Phrases come to mind: death immersion … learned helplessness … situations where whatever one does, or doesn’t, one invalidates oneself, known as the ‘double bind’, there might be a collective version of it …
The writer talks of meaning which resonated because I had thought Gaza signalled the death of meaning, but I think after the Holocaust people said the same thing, or, in Auschwitz during it, ‘Here there is no “why”…’ And yet something was left to grow out of it.
One does want, even need, to go on trying to prevent or mitigate wickedness, even, or especially despite, the absence of hope because maybe without knowing how, one’s mandated to do so. Even when one can no longer believe in anything, just a sense of pervading nihilism, a godless abandonment.
Were Jews (many of us) somewhat similar after ’45? Following ideas of the late Jewish theologian Marc Ellis, our own redemption reeling out of the Shoah and now staggering under the weight of our monstrous crimes against the Palestinians can only be vouchsafed to us through what we do from now on to restore, restitute, rebuild, renew Palestinian life from out of the ashes we with the help and encouragement of others wreaked.
We used to speak, in Europe, of the “remnant”. Now the Palestinians too have a remnant, surely at least and probably even more traumatised than we were. Each one has lost so many and so much. If we Jews don’t somehow make it up to them, if that’s possible, we’ll have lost all credibility as a people and all moral authority as a once People of the Book.
There are three things which will make a difference over time (all of them will be fought by the current powers-that-be).
The first is continued global pressure – by the UN, by the Hague Group nations, in the law courts and by the Italian (and other) trades unions and peoples of the world – to achieve within the next few years full independent statehood for Palestine on the 1967 borders.
The second is the investigation and prosecution of all evidenced war crimes (including those against the Freedom Flotillas) by all nations whose law courts can handle such cases.
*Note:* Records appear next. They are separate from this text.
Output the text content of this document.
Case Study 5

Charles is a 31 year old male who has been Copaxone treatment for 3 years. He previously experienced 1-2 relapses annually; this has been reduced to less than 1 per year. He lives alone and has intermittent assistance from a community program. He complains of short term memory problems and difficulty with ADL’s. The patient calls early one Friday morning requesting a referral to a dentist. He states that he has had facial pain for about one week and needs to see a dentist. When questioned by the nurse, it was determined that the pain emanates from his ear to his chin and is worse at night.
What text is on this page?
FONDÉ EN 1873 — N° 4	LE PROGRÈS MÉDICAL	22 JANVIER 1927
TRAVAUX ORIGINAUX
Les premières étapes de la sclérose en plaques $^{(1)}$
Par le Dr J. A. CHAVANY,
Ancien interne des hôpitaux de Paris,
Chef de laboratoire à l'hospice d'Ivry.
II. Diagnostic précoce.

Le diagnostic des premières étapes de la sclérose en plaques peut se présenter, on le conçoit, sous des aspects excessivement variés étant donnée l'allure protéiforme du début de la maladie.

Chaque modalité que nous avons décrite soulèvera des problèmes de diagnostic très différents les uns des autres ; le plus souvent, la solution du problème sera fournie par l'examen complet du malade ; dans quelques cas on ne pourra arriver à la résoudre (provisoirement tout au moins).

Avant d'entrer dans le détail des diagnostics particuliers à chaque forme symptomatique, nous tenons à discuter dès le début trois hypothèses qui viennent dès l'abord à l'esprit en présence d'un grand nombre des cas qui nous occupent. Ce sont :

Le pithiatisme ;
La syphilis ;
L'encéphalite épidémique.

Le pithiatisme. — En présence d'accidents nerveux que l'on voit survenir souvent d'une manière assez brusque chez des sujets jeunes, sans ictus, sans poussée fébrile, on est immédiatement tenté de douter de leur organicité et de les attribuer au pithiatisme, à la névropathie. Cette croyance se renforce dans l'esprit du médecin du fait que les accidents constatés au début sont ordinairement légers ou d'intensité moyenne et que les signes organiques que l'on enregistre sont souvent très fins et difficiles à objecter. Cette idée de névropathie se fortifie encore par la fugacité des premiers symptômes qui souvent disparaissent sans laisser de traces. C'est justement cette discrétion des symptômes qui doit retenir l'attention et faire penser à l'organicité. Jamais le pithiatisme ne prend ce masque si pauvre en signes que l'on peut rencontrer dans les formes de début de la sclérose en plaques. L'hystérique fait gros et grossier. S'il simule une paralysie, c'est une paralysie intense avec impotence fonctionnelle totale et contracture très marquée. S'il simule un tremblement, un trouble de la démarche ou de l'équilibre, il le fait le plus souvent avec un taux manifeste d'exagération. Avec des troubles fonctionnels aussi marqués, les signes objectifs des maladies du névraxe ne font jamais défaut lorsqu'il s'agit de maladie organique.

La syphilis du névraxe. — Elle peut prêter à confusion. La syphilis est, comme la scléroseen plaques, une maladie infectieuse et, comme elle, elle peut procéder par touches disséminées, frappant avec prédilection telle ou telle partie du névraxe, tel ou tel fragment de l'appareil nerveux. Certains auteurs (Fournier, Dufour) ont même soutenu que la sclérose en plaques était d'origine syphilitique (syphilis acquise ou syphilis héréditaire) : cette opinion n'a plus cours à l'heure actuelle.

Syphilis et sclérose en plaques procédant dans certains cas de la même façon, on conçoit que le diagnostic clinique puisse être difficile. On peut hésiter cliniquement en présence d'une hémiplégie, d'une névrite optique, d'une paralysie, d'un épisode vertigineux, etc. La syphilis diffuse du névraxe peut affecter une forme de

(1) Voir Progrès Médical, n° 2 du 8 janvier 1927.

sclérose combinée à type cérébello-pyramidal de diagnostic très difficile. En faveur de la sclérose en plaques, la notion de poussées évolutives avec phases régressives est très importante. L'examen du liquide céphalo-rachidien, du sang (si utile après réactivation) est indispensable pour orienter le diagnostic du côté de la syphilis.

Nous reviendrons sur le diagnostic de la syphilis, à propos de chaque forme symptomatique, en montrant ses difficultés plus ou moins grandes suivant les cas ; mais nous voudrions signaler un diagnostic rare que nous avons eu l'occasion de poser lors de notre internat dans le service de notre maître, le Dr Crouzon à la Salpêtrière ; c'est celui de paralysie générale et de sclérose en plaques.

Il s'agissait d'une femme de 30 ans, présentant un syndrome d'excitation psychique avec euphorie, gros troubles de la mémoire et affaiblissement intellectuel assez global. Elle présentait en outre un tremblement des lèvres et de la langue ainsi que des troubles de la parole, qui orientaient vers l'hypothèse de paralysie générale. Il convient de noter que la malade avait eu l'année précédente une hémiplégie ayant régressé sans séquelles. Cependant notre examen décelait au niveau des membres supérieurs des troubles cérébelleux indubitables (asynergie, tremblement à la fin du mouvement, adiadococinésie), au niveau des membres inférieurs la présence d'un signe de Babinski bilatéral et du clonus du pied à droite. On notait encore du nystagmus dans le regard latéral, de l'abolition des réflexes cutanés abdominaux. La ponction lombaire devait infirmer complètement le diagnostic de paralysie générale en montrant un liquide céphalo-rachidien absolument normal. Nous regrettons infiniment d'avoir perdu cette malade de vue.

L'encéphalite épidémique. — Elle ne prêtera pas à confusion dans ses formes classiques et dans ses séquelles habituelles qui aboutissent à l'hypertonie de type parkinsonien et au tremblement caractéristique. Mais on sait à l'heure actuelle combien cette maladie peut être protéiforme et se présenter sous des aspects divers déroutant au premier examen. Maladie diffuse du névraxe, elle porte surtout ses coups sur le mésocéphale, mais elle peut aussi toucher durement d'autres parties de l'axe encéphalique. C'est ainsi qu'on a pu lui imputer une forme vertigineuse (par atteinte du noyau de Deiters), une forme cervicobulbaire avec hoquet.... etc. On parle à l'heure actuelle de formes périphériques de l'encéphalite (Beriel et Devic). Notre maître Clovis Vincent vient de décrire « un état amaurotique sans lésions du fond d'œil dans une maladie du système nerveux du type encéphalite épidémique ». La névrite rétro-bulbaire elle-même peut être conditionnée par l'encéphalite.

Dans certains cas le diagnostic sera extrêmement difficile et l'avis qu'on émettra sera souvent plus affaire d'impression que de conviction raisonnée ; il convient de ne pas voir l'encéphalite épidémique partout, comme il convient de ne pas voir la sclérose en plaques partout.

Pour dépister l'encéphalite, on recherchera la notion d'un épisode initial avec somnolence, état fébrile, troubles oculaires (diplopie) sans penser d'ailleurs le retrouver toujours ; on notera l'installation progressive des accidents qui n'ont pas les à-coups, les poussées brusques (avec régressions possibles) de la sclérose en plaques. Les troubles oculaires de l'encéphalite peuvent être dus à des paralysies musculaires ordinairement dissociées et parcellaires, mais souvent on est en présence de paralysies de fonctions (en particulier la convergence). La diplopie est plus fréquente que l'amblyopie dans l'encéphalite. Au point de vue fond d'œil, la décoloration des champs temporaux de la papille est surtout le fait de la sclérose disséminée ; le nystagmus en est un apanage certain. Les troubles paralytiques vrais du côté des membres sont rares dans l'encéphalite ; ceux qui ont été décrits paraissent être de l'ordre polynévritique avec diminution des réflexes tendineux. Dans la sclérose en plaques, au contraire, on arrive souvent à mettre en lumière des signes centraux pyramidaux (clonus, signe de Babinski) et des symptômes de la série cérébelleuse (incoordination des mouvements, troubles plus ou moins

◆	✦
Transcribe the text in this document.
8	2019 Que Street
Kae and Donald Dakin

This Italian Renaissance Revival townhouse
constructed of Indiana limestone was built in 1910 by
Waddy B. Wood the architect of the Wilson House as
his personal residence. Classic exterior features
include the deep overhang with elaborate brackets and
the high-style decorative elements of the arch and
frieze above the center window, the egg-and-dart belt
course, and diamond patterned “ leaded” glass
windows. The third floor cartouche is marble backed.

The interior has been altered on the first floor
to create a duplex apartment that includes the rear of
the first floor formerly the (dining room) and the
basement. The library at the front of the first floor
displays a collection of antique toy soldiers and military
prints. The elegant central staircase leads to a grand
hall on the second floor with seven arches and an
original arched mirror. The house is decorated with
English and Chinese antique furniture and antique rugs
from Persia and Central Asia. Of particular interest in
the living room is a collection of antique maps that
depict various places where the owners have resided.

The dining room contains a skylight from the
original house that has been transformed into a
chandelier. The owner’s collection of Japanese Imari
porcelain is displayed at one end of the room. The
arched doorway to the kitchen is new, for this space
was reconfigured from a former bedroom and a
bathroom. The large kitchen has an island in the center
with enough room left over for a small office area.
The EU has just financed a Special Tribunal to get justice for Ukraine and Ukrainians against Putin’s Russia. The world needs similar initiatives to get justice for Palestine and (literally) tens of thousands of Palestinians.
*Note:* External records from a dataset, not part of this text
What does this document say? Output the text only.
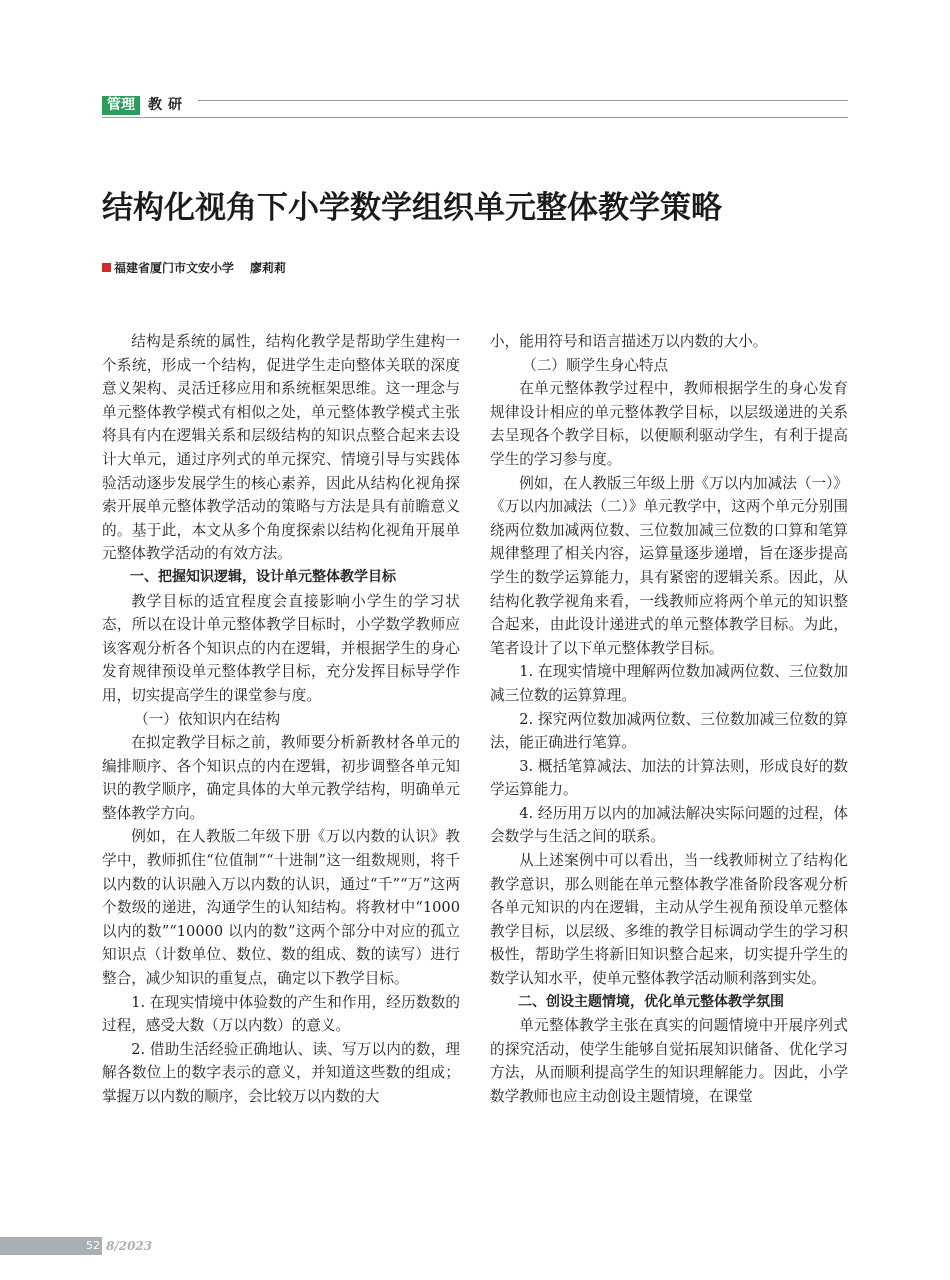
管理 教研
结构化视角下小学数学组织单元整体教学策略
福建省厦门市文安小学 廖莉莉

结构是系统的属性，结构化教学是帮助学生建构一个系统，形成一个结构，促进学生走向整体关联的深度意义架构、灵活迁移应用和系统框架思维。这一理念与单元整体教学模式有相似之处，单元整体教学模式主张将具有内在逻辑关系和层级结构的知识点整合起来去设计大单元，通过序列式的单元探究、情境引导与实践体验活动逐步发展学生的核心素养，因此从结构化视角探索开展单元整体教学活动的策略与方法是具有前瞻意义的。基于此，本文从多个角度探索以结构化视角开展单元整体教学活动的有效方法。

一、把握知识逻辑，设计单元整体教学目标

教学目标的适宜程度会直接影响小学生的学习状态，所以在设计单元整体教学目标时，小学数学教师应该客观分析各个知识点的内在逻辑，并根据学生的身心发育规律预设单元整体教学目标，充分发挥目标导学作用，切实提高学生的课堂参与度。

（一）依知识内在结构

在拟定教学目标之前，教师要分析新教材各单元的编排顺序、各个知识点的内在逻辑，初步调整各单元知识的教学顺序，确定具体的大单元教学结构，明确单元整体教学方向。

例如，在人教版二年级下册《万以内数的认识》教学中，教师抓住“位值制”“十进制”这一组数规则，将千以内数的认识融入万以内数的认识，通过“千”“万”这两个数级的递进，沟通学生的认知结构。将教材中“1000 以内的数”“10000 以内的数”这两个部分中对应的孤立知识点（计数单位、数位、数的组成、数的读写）进行整合，减少知识的重复点，确定以下教学目标。

1. 在现实情境中体验数的产生和作用，经历数数的过程，感受大数（万以内数）的意义。

2. 借助生活经验正确地认、读、写万以内的数，理解各数位上的数字表示的意义，并知道这些数的组成；掌握万以内数的顺序，会比较万以内数的大

小，能用符号和语言描述万以内数的大小。

（二）顺学生身心特点

在单元整体教学过程中，教师根据学生的身心发育规律设计相应的单元整体教学目标，以层级递进的关系去呈现各个教学目标，以便顺利驱动学生，有利于提高学生的学习参与度。

例如，在人教版三年级上册《万以内加减法（一）》《万以内加减法（二）》单元教学中，这两个单元分别围绕两位数加减两位数、三位数加减三位数的口算和笔算规律整理了相关内容，运算量逐步递增，旨在逐步提高学生的数学运算能力，具有紧密的逻辑关系。因此，从结构化教学视角来看，一线教师应将两个单元的知识整合起来，由此设计递进式的单元整体教学目标。为此，笔者设计了以下单元整体教学目标。

1. 在现实情境中理解两位数加减两位数、三位数加减三位数的运算算理。

2. 探究两位数加减两位数、三位数加减三位数的算法，能正确进行笔算。

3. 概括笔算减法、加法的计算法则，形成良好的数学运算能力。

4. 经历用万以内的加减法解决实际问题的过程，体会数学与生活之间的联系。

从上述案例中可以看出，当一线教师树立了结构化教学意识，那么则能在单元整体教学准备阶段客观分析各单元知识的内在逻辑，主动从学生视角预设单元整体教学目标，以层级、多维的教学目标调动学生的学习积极性，帮助学生将新旧知识整合起来，切实提升学生的数学认知水平，使单元整体教学活动顺利落到实处。

二、创设主题情境，优化单元整体教学氛围

单元整体教学主张在真实的问题情境中开展序列式的探究活动，使学生能够自觉拓展知识储备、优化学习方法，从而顺利提高学生的知识理解能力。因此，小学数学教师也应主动创设主题情境，在课堂

52 8/2023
The third is trade and diplomatic sanctions against Israel until Israel agrees to undo the multitude of harms that state has done to the illegally occupied and oppressed Palestinians since 1948 (through reparations and other means).
If the world can’t achieve these three things then we all return to the state of affairs as it was 6th Oct 2023 and something like 230,000 victims of genocide will haunt us. I, for one, can’t bear either of these costs.
I wanted to add a personal “thank you” to Brian for his post. In very dark times his words gave me hope.
So what do all you Hamas terrorist supporters here think about your pin-up boys shooting in the head those they dislike? At least Trump just opens law suits against his enemies but obviously you would approve of terrorists murdering those who support the Jewish State, right? Oh, not allowed to mention those murders .. sorry, shhhh, we’ll just add them into the number of dead that Hamas invents
Well I hope that makes you feel better Jaye, would you like to explain that to the parents of all the children that were shot in the head by IDF snipers. The quisilings in France were equally treated, but somehow that was lauded.
Hi there, Jaye. It’s good to see that you have spotted the, I think 8, Gazans shot and indefensibly killed by, I think Hamas. Perhaps your newfound insight will now stretch as far as to recognise the over 68,000 the IDF have killed in Gaza and well over 1,000 in West Bank in the last two years (as well as quite a lot in the last 70 years). However, I’ll bet you don’t accept the level of deprivation visited upon Gazans by genocidal IDF. The blocking of food and water and electricity, destruction of 90% of buildings including hospitals, schools and universities, lack of medicines, anaesthetics, no internet. Now almost no homes left for Gazans and being forcibly moved constantly. You are probably pleased Gaza is almost now reduced to the vast carpark promised as by some charming members of the Knesset.